Desgraçadamente, uns o queriam como troféu à glória da virtude dos homens civilizados; outros, no entanto, queriam vê-lo morto e exposto em loja ordinária de castiçais num shopping center lá para os lados da Marquês de São Vicente.
- À nossa valorosa sociedade! – deram início as cerimônias diplomáticas.
Foi então que um jornalista abelhudo, intruso na festa, bradou da entrada principal:
- E a guerra, doutor?
Nem lhe deram ouvidos. Foi expulso do polido salão à marteladas, pobre diabo! Eu mesmo tive que intervir salvando-lhe de outro destino – barganhando-lhe, é claro, boa manchete deste herói em seu jornalão. É que a vida nesta Nação compõe-se de jantares vultosos, eventos de caridade, futebol cinematográfico, shows de música de origem duvidosa, sessões de julgamentos alheios e de carnaval fora de época em Copacabana; é uma permanente sincronia universal. Coisas maiores, leitor! Coisas maiores!

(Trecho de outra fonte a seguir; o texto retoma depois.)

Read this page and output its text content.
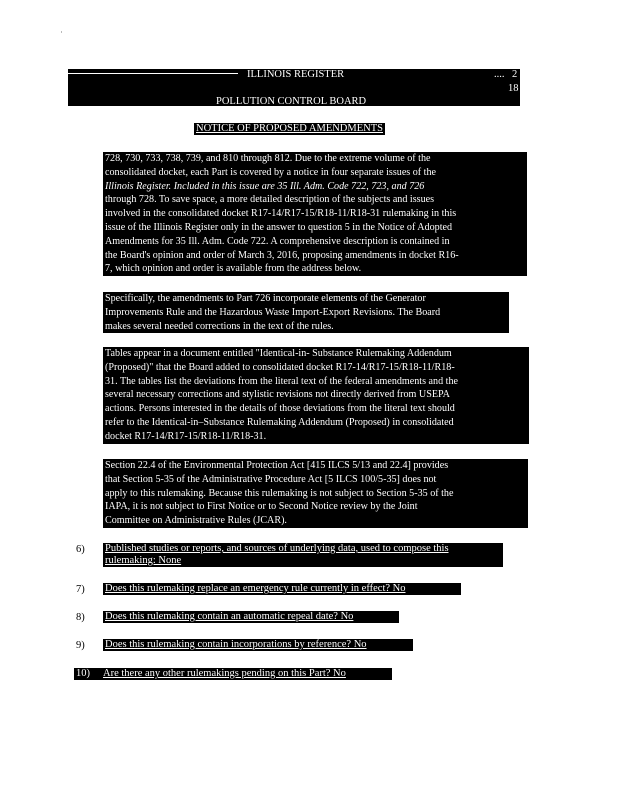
ILLINOIS REGISTER	.... 2
18
POLLUTION CONTROL BOARD
NOTICE OF PROPOSED AMENDMENTS
728, 730, 733, 738, 739, and 810 through 812. Due to the extreme volume of the
consolidated docket, each Part is covered by a notice in four separate issues of the
Illinois Register. Included in this issue are 35 Ill. Adm. Code 722, 723, and 726
through 728. To save space, a more detailed description of the subjects and issues
involved in the consolidated docket R17-14/R17-15/R18-11/R18-31 rulemaking in this
issue of the Illinois Register only in the answer to question 5 in the Notice of Adopted
Amendments for 35 Ill. Adm. Code 722. A comprehensive description is contained in
the Board's opinion and order of March 3, 2016, proposing amendments in docket R16-
7, which opinion and order is available from the address below.
Specifically, the amendments to Part 726 incorporate elements of the Generator
Improvements Rule and the Hazardous Waste Import-Export Revisions. The Board
makes several needed corrections in the text of the rules.
Tables appear in a document entitled "Identical-in- Substance Rulemaking Addendum
(Proposed)" that the Board added to consolidated docket R17-14/R17-15/R18-11/R18-
31. The tables list the deviations from the literal text of the federal amendments and the
several necessary corrections and stylistic revisions not directly derived from USEPA
actions. Persons interested in the details of those deviations from the literal text should
refer to the Identical-in–Substance Rulemaking Addendum (Proposed) in consolidated
docket R17-14/R17-15/R18-11/R18-31.
Section 22.4 of the Environmental Protection Act [415 ILCS 5/13 and 22.4] provides
that Section 5-35 of the Administrative Procedure Act [5 ILCS 100/5-35] does not
apply to this rulemaking. Because this rulemaking is not subject to Section 5-35 of the
IAPA, it is not subject to First Notice or to Second Notice review by the Joint
Committee on Administrative Rules (JCAR).
6) Published studies or reports, and sources of underlying data, used to compose this
rulemaking: None
7) Does this rulemaking replace an emergency rule currently in effect? No
8) Does this rulemaking contain an automatic repeal date? No
9) Does this rulemaking contain incorporations by reference? No
10) Are there any other rulemakings pending on this Part? No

Eis que no jantar extraordinário, em meio a distintos e ilustres convidados, levantou o homem mais poderoso do mundo taça do melhor champanhe, manifestando-se – sempre acompanhando, claro, as ideias de Jesus Cristo, no caso o nosso Redentor, pregadas por São Sebastião, São Jorge e St. Patrick's – que a amizade entre os povos depende da conta própria, e não da falta de apetite dos homens. Ainda disse, em alto e bom som, que todas as nações vizinhas deveriam ter as mesmas ideias e seguir o mesmo modelo de conduta. Por fim, ele declarou, à digna mesa, que a ordem e a moral são dádivas de Deus, e aquele que contraria a lei, a boa conduta e os bons costumes, deve pagar com a própria vida pelo ato. Sim! Nenhum cadáver é mal posto, todos são oportunos; porque nenhum cidadão de bem é obrigado a conviver com o mundo e sua violência psíquica e pervertida.
- E viva toda a América!
- O refrigerante é nosso!
- All right!
- O povo brasileiro é...
- Não há necessidade, Excelência. Estamos entre iguais. Deixe as palavras elogiosas para o discurso ao público etc.
- With all right.
Pode imaginar como me senti ali, não é, caro leitor? Não! Não dei a mínima para palavras políticas. Julguei sim bom que o homem mais poderoso do mundo, vindo da terra dos super-heróis célebres e ainda com a retaguarda da melhor segurança de agentes vestidos de preto e óculos escuros, todos armados até as cartolas de veludo e carregando as secretas maletas codificadas com equações de toda ordem radioativa, esteve sob a fiança de Juca Brasil; e se um homem prestigioso deste precisou de minha proteção, mesmo que somente naquele arrebatador jantar, eu também posso me declarar, em momento oportuno, o herói mais poderoso do mundo. E o povo que vá para o diabo que o carregue!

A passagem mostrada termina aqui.